I don't ignore non-economic issues, I just call them irrelevant to the position in the left/right spectrum. There are some issues where the left and liberals (even market-Taliban liberals) agree, gay rights, for instance. That doesn't make me a market-Taliban, though. On ecological issues I agree with parts of the conservative spectrum.
"Is there even one non-xenophobe right-wing party now in Europe? I can't think of one."
Parts of the EPP spectrum meander very much there. The CDU knows of course that there are many elderly, conservative, religious, middle-class immigrants of Turkish origin: exactly what they need as voters. In urban centres they try to integrate these immigrants, in rural parts they give vent to open Islamophobia. This is congruent with regional attitudes: most racism is where fewest immigrants are. In Germany most xenophobia is found in East Germany and rural West Germany, because most immigrants live in larger West German cities.

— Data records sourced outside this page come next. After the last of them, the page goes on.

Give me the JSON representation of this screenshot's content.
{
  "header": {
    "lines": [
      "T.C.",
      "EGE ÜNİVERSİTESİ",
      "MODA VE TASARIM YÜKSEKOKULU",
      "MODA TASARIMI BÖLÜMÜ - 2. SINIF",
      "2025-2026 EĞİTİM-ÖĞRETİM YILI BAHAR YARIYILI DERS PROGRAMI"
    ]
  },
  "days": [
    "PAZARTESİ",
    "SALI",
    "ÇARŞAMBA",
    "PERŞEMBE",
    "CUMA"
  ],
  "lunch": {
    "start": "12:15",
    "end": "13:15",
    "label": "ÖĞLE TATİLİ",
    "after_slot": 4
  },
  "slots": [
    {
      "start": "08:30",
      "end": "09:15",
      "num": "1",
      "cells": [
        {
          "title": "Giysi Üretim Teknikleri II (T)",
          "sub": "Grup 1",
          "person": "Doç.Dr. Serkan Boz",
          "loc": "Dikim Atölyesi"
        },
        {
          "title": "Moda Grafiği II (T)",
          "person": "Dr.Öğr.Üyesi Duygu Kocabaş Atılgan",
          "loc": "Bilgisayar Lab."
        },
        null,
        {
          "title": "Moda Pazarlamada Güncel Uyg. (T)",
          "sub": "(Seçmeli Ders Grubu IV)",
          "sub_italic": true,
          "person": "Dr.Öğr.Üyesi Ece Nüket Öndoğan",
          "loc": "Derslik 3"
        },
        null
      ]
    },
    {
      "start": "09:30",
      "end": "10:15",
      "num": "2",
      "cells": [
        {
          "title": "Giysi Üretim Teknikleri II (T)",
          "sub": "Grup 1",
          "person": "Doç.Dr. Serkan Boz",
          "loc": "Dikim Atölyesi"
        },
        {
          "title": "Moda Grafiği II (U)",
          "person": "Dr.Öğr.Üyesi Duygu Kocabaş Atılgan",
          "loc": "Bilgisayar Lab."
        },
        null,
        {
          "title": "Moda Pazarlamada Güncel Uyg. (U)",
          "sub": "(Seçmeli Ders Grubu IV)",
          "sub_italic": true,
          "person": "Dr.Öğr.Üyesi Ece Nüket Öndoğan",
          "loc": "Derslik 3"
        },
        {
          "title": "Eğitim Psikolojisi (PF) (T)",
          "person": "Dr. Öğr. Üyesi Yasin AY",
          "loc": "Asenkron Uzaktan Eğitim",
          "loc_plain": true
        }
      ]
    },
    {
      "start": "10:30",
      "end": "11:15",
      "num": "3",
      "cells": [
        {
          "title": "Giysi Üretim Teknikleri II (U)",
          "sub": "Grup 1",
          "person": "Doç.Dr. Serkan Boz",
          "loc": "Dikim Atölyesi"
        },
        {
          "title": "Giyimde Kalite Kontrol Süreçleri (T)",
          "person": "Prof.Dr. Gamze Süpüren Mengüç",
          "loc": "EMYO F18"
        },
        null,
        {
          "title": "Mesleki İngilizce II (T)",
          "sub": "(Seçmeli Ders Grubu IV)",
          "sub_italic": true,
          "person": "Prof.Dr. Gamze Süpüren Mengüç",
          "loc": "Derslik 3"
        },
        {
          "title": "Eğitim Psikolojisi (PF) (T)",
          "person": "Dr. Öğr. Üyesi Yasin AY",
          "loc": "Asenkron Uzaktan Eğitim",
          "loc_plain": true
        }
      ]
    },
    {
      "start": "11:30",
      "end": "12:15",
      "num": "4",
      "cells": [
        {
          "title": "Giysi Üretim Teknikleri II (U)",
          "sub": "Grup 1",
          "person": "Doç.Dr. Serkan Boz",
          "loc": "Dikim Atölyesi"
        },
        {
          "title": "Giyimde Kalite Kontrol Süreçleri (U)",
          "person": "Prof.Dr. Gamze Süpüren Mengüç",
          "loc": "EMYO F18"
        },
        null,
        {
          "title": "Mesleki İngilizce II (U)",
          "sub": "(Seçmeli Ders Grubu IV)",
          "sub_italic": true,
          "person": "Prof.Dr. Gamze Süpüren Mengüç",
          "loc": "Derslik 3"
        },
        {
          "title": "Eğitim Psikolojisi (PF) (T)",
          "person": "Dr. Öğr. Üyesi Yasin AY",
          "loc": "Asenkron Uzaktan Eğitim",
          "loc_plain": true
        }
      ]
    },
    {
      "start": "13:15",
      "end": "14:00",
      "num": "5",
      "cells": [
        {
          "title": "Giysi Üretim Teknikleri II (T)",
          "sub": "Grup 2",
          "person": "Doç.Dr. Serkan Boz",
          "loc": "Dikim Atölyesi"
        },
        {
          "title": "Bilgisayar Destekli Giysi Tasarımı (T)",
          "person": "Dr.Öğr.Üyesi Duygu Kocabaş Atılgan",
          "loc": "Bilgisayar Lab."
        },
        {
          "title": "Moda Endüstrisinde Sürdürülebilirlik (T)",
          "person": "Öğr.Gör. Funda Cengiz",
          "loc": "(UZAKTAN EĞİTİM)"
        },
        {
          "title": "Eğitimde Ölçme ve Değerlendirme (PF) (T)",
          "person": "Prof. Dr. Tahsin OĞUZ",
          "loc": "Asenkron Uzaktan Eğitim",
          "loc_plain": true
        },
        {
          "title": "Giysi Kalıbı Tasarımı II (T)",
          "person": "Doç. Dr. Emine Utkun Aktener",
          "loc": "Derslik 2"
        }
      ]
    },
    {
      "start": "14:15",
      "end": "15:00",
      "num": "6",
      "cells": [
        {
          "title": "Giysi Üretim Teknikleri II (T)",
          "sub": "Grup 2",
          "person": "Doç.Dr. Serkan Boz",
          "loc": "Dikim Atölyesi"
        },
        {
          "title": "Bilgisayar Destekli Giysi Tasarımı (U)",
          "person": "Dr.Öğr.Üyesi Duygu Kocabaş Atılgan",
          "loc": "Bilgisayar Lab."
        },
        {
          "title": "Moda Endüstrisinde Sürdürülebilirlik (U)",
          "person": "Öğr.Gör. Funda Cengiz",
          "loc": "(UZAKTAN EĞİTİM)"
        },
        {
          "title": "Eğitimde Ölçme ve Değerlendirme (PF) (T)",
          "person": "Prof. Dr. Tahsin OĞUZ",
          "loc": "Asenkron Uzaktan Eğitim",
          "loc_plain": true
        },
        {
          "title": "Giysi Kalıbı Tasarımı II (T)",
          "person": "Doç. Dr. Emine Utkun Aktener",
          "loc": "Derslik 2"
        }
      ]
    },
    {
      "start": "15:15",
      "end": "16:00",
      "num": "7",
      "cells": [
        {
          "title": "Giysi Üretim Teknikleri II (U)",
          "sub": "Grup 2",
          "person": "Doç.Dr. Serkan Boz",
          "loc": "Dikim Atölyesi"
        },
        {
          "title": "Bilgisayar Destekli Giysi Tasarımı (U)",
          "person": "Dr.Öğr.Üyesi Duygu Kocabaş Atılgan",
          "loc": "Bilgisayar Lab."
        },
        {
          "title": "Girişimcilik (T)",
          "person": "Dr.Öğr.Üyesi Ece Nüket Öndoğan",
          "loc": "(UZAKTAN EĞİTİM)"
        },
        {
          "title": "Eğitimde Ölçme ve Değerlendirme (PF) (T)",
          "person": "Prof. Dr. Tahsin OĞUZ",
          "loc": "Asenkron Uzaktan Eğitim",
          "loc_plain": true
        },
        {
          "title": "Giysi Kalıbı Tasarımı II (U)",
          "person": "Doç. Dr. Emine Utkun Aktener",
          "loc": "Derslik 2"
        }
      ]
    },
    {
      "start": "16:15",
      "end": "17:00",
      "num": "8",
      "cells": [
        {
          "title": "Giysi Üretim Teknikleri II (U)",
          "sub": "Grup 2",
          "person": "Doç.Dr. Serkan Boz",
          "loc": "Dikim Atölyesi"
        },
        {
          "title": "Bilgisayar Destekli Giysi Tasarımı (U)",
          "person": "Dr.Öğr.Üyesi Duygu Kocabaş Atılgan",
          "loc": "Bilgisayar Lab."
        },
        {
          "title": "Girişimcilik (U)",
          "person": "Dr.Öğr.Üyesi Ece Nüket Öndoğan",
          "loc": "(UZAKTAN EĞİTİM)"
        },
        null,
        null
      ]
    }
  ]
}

Thanks to neoliberalism the working class is atomised. There is no longer much that a skilled worker with a real job with full social insurance has in common with a temporary worker who gets less than the living wage. There is no working class solidarity to be broken up. The need for the identity politics is lower. It's still there: think of Sarrazin's scaremongering of the Arab immigrant benefit-scrounger producing one little "headscarf-girl" after the other. It is not central or necessary for the message, though. The message is one of social darwinism, not of race or religion.
When people talk about Merkel's "shift to the left", they mean civil liberties and they mean women's integration into the labour force. This is not exclusively the domain of the left though. It is an issue of modernity and the attempt to catch younger voters who don't live the traditional family roles.